The public health minister of Cuba on Sunday said that efforts were underway to restart the country’s main oxygen factory which had broken down even as the death toll from COVID-19 on Saturday increase 98, equal to the pandemic record.
Cuba had reported 577,668 cases and 4,023 deaths, recorded as of Saturday.
A Delta-driven spike in coronavirus cases and deaths swamped some provincial health services in Cuba after following this minister Jose Angel Portal appeared on the state’s mid-day news broadcast. Daily cases are averaging between 8,000 and 9,000 and fatalities stands at nearly 1% of cases, low by international standards but high for Cuba which last year had a death rate of 0.67%.
On top of an economic, the health crisis saw the economy decline 10.9% last year, and an additional 2% through June if compared with the same period last year, has resulted in a shortage of consumer goods and frayed nerves in the Communist-run country.
Over ten thousand people took to the street in protest last month which was the most serious disturbance since the early days of the 1959 Revolution.
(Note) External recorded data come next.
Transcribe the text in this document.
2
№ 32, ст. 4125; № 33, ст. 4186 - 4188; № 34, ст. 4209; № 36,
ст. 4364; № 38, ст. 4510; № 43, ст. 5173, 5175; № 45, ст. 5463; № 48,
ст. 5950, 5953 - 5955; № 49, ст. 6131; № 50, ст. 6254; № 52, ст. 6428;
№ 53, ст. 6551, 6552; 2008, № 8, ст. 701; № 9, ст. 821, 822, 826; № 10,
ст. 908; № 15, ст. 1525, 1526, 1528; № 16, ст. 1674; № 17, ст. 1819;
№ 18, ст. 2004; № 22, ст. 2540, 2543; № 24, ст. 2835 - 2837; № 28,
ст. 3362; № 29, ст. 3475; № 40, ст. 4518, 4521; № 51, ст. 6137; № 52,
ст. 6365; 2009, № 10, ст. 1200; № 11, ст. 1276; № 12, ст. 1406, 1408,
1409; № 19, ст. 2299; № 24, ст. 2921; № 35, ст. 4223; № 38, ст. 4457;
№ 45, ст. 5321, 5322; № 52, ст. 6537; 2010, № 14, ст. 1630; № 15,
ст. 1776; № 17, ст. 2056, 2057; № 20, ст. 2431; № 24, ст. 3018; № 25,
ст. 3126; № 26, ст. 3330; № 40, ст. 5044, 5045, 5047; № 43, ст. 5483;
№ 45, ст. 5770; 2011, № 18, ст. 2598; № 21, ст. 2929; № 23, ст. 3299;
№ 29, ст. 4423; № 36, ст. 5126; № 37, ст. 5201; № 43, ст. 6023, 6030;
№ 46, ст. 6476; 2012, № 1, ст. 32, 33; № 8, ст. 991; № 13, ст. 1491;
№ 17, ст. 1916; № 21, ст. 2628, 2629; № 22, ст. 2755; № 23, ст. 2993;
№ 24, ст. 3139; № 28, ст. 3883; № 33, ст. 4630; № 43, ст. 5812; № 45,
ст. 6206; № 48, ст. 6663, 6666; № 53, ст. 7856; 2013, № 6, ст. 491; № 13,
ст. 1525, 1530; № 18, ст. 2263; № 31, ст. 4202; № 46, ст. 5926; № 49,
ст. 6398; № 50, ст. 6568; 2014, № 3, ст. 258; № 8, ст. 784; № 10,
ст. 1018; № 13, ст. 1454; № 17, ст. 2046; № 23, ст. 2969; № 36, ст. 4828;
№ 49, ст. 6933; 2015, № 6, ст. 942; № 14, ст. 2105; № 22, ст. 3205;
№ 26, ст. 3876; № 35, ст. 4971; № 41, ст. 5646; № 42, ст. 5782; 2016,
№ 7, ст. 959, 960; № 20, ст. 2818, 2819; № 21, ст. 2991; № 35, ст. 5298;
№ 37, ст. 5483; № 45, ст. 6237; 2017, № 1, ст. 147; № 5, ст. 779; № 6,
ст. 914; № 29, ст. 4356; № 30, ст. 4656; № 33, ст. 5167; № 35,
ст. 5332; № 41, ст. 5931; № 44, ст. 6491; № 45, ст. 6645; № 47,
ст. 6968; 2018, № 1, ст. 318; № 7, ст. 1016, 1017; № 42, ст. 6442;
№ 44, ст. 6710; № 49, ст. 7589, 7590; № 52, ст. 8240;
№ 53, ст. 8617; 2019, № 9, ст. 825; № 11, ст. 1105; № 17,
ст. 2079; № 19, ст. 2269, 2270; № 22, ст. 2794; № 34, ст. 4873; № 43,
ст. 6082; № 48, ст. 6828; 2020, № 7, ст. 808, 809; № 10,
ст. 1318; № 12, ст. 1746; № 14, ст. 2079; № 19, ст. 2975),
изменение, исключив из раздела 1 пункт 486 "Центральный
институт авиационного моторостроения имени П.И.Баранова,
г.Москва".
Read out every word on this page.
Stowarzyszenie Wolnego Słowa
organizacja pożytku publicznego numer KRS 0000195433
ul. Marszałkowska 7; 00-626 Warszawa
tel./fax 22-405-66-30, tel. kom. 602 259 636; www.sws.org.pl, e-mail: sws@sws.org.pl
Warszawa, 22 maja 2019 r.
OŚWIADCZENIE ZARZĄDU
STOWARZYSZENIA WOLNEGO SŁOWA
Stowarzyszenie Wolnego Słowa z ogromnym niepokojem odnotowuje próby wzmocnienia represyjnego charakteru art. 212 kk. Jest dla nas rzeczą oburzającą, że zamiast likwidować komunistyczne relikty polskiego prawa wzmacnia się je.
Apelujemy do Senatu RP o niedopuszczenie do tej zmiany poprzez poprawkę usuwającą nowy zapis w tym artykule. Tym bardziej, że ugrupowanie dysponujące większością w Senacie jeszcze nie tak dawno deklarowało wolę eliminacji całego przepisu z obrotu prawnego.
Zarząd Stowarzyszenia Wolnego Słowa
Some medical staff and residents have taken to social media complaining about the treatment in a land that prides itself for the quality of its free health system.
According to comments from the officials last week, the country of 11.2 million residents has fully vaccinated three million with homegrown vaccines with another two million expected to get a final shot before September. Cuba’s Health Minister said a high-level commission was doing everything possible to make up for the oxygen shortage without indicating when the main plant would come back online.
The health workers are apparently being blamed by the officials according to the comments received last week from them, they said due to the provoked an unusual push back on social media with doctors blaming the government for a lack of supplies and poor management the health system has collapsed.
Portal took pains on Sunday to praise “the work of our health professionals on the front lines” while admitting there were shortages of some medicines used to treat COVID patients, 80% of which are produced locally.